Best Local SUP Instructors: Suzie Cooney
Sometimes the most frustrating incidents give us the best perspective. Maui resident Suzie Cooney, a sponsored standup paddler, previously-sponsored windsurfer, certified personal trainer, sports model, dirtbike racer and surfer, broke her leg in two places and tore ligaments in the other when she, believe it or not, missed the bottom stair in her house. She was confined to a wheelchair for two months.
Earlier in her fitness career, Cooney “helped people get stronger before and after surgeries.” As part of the recovery from her own injury she hopped on a standup board.
“I thought it was a great platform for reconditioning and rehabilitating,” she says.
She was right. The transformation she saw in her body was amazing, she says, and the sport has since taken over her life.
When Cooney isn’t putting on free SUP clinics, organizing events, giving beginners their first taste of the SUP life or training professional athletes, she’s on the water surfing or downwinding.
Cooney estimates she’s taught SUP to more than 500 people in groups and around 130 individuals. Her students’ skill levels vary: from beginners all the way up to advanced paddlers looking for their first taste of the open-ocean.
“To see a student have a major breakthrough is a huge reward,” she says. “It’s a thrill to see someone have so much fun conquering so much within.”
One such student, Sasha Kinloch, moved to Maui with dreams of paddling alongside standup’s elite athletes. She did just that, entering the 2013 OluKai Ho’olaule’a race on the world-class Maliko downwind run with less than a year of paddling experience. It was brutal.

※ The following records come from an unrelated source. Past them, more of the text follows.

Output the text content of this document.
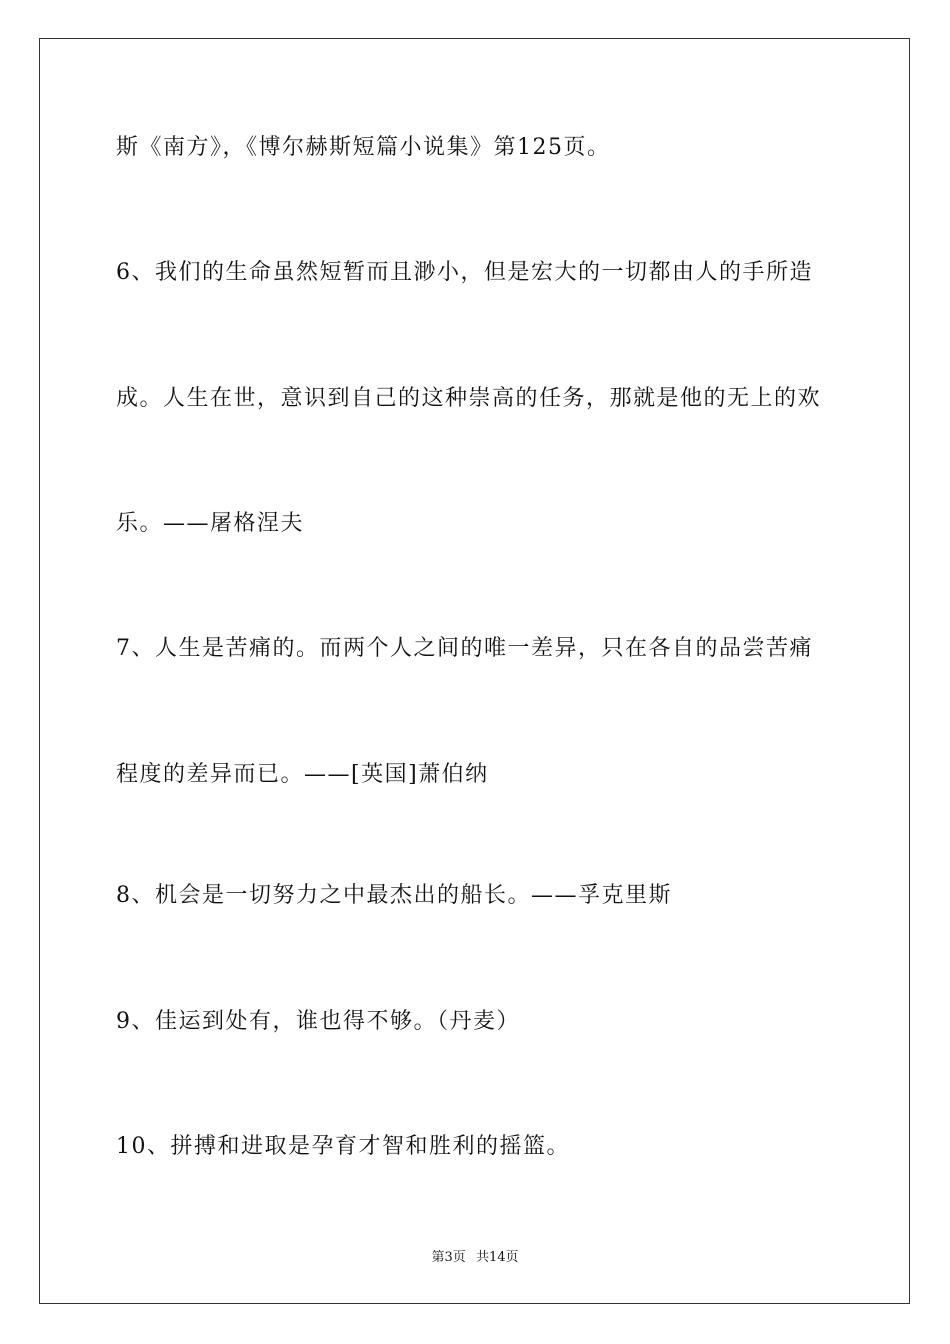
斯《南方》，《博尔赫斯短篇小说集》第125页。
6、我们的生命虽然短暂而且渺小，但是宏大的一切都由人的手所造
成。人生在世，意识到自己的这种崇高的任务，那就是他的无上的欢
乐。——屠格涅夫
7、人生是苦痛的。而两个人之间的唯一差异，只在各自的品尝苦痛
程度的差异而已。——[英国]萧伯纳
8、机会是一切努力之中最杰出的船长。——孚克里斯
9、佳运到处有，谁也得不够。（丹麦）
10、拼搏和进取是孕育才智和胜利的摇篮。
第3页 共14页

“The conditions were horrific in comparison to other (years),” Kinloch says. “I wasn’t sure I would be able to paddle back out there without someone who could provide me with specific skills and confidence.”

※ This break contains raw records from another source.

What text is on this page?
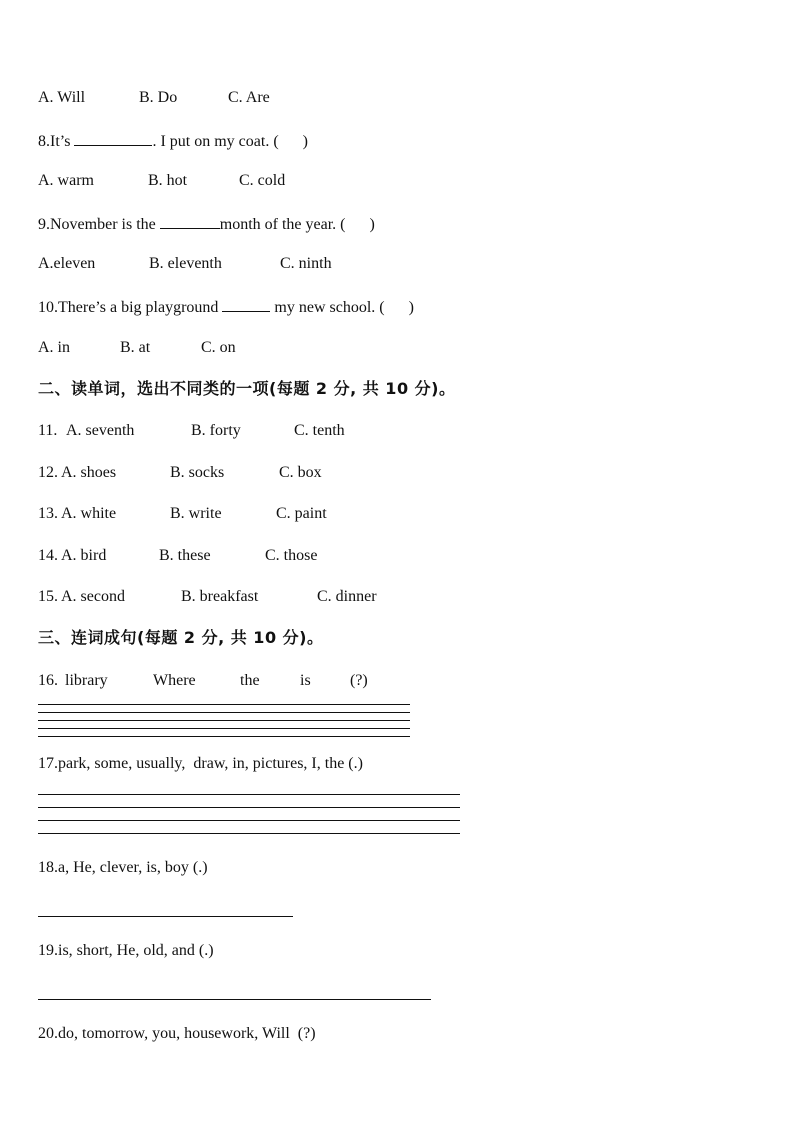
A. Will	B. Do	C. Are
8.It’s	. I put on my coat. (      )
A. warm	B. hot	C. cold
9.November is the	month of the year. (      )
A.eleven	B. eleventh	C. ninth
10.There’s a big playground	my new school. (      )
A. in	B. at	C. on
二、读单词，选出不同类的一项(每题 2 分, 共 10 分)。
11. A. seventh	B. forty	C. tenth
12. A. shoes	B. socks	C. box
13. A. white	B. write	C. paint
14. A. bird	B. these	C. those
15. A. second	B. breakfast	C. dinner
三、连词成句(每题 2 分, 共 10 分)。
16. library	Where	the	is (?)
17.park, some, usually,  draw, in, pictures, I, the (.)
18.a, He, clever, is, boy (.)
19.is, short, He, old, and (.)
20.do, tomorrow, you, housework, Will  (?)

Cooney broke down Kinloch’s performance, analyzed and corrected her stroke and gave her the encouragement and guidance she needed to paddle Maliko again.
“I’m not sure I would have ever gone back to that course without her help,” Kinloch says. Paddling two miles out with her, looking back on the shore, was a highlight of my life here on Maui. Every paddler at every level can benefit from time with Suzie.”

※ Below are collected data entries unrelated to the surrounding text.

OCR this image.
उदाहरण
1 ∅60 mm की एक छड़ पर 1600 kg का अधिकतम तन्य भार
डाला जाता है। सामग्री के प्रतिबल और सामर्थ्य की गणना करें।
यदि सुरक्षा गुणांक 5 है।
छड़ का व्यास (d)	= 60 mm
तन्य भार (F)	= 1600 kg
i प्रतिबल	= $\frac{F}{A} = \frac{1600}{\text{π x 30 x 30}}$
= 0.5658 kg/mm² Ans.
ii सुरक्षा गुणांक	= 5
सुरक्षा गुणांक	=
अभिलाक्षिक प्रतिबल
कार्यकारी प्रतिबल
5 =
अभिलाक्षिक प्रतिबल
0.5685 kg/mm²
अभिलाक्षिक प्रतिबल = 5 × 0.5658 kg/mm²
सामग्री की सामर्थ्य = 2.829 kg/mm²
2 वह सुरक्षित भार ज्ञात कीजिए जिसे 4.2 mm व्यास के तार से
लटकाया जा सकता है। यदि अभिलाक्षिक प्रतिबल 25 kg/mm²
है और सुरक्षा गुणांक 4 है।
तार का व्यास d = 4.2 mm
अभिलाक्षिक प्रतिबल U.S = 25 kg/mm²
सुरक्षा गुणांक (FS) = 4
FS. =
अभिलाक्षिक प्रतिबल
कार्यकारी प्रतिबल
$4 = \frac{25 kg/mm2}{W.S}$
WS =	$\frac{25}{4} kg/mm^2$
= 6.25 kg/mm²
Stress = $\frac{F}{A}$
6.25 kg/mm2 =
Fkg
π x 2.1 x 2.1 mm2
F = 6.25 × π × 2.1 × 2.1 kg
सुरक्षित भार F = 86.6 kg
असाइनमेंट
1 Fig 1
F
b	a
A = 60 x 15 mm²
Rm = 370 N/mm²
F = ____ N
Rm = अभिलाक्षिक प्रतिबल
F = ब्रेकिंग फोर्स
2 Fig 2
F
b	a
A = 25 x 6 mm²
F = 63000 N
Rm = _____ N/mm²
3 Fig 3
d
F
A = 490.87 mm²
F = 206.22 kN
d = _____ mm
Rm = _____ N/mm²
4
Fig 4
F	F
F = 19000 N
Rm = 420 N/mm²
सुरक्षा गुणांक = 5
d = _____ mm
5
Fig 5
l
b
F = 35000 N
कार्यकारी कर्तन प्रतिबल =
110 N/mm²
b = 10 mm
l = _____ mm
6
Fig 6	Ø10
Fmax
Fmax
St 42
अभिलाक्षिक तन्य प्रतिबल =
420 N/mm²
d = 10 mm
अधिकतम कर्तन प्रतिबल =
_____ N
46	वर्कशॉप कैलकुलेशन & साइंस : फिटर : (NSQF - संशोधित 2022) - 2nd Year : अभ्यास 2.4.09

But it’s not all advanced paddle lessons for Cooney. She also teaches free weekend clinics on Maui for women that include core work, stretching and strength training. And Cooney doesn’t just teach women. She mentors men as well—even experienced paddlers. Once, that included paddling the entire Maliko Run on her butt with a male student who couldn’t stand up due to nerves.
“He was very embarrassed and I gently reassured him that it was okay,” she says. “My butt was sore for days but we had a blast all the way to the harbor.”
Cooney says that being a woman can help when teaching men.
“I think there’s less pressure for the guys to perform perfectly. No macho-ness required,” she says. “I think women are pretty in-tune to read people to help determine how someone might be feeling, whether scared or nervous.”
Whatever it is, it’s working. Cooney will continue to teach SUP and spread the paddle word on Maui.
“I really love what I do and am grateful to be able to work my passion,” she says. —WT
This article originally ran in our 2014 Beginner’s Guide as “Local Knowledge.”